Let me tell you, these are delicious!
- 3 eggs, lightly beaten
- 1½ cups sugar
- 1 cup canned pumpkin
- 1 cup butter or margarine, melted
- 1 tablespoon vanilla extract
- 1½ cups all-purpose flour
- 1½ cups whole wheat flour
- 1 teaspoon baking soda
- ½ teaspoon baking powder
- ½ teaspoon salt
- ½ teaspoon ground cinnamon
- ½ teaspoon ground nutmeg
- ½ teaspoon ground allspice
- ¼ teaspoon ground ginger
- 2 tablespoons cocoa, optional
- 1¼ cup shredded zucchini
- ¼-½ cup sugar
- 1 teaspoon cinnamon
1. Combine all dry ingredients and mix well. Set aside.

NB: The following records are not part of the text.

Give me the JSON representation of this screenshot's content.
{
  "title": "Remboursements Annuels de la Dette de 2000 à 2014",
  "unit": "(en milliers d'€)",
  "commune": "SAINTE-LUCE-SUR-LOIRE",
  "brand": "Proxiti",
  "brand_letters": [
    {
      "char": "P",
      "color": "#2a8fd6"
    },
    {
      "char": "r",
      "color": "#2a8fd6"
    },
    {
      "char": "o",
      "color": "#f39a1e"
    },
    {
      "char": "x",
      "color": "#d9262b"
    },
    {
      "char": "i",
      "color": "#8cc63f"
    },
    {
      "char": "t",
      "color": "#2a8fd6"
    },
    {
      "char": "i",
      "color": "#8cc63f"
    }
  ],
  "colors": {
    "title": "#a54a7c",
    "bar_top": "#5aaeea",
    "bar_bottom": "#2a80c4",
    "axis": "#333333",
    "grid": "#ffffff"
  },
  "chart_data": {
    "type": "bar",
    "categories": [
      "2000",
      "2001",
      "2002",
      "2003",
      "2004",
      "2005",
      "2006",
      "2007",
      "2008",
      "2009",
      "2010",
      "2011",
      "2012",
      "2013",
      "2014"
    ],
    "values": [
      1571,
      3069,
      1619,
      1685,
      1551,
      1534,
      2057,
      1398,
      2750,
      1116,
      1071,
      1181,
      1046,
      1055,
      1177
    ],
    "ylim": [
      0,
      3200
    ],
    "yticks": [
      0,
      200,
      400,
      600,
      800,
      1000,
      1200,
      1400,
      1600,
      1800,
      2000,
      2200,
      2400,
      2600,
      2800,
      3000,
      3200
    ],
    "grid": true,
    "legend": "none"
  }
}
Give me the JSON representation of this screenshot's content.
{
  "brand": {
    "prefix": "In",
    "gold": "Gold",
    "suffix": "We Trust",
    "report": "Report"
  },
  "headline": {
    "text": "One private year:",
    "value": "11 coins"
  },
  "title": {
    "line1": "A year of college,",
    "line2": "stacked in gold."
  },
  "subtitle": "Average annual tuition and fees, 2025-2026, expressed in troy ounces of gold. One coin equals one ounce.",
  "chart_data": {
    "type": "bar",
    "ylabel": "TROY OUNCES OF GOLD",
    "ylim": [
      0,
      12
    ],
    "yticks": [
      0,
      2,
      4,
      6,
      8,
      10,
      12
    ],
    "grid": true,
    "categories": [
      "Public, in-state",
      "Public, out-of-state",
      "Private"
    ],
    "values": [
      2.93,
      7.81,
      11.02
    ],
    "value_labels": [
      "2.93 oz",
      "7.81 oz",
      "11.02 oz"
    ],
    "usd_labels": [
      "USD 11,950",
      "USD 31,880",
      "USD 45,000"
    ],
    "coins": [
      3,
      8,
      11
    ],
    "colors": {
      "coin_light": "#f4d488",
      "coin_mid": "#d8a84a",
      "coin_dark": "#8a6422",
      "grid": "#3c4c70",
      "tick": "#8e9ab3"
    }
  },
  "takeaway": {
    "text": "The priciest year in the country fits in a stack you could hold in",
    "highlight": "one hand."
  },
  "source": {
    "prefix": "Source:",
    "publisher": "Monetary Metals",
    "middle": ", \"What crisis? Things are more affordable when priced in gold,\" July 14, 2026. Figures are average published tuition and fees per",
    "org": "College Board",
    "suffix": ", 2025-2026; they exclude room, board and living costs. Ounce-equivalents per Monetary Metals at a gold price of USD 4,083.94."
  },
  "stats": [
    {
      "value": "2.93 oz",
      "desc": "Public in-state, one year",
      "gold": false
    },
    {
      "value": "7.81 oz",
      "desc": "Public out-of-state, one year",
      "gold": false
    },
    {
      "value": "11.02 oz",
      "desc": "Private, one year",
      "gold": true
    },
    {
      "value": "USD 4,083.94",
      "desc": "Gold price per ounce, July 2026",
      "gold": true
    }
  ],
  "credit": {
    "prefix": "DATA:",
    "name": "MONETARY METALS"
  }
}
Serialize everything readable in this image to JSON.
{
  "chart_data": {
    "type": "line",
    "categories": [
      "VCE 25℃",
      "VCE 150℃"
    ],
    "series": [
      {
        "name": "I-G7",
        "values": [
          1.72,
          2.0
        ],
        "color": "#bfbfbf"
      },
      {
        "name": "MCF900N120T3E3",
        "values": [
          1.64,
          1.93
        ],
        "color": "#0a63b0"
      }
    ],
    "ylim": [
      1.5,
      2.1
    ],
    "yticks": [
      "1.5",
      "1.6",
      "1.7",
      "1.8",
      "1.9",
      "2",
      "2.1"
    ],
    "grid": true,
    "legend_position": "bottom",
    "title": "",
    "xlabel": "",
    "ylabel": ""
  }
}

2. In a large mixing bowl, combine eggs and 1½ cups sugar. Add pumpkin, butter and vanilla. Add dry ingredients a little at a time and mix well. Stir in zucchini.
3. Mix cinnamon and sugar together in small bowl.
4. Divide batter evenly into two 12 cup muffin tins. Top generously with cinnamon-sugar mixture.
5. Bake at 350° for 20-25 minutes or until a toothpick comes out clean. Cool in pans 10 minutes. Remove to a wire rack.
Note: rotate muffin pans after 10 minutes to ensure even baking.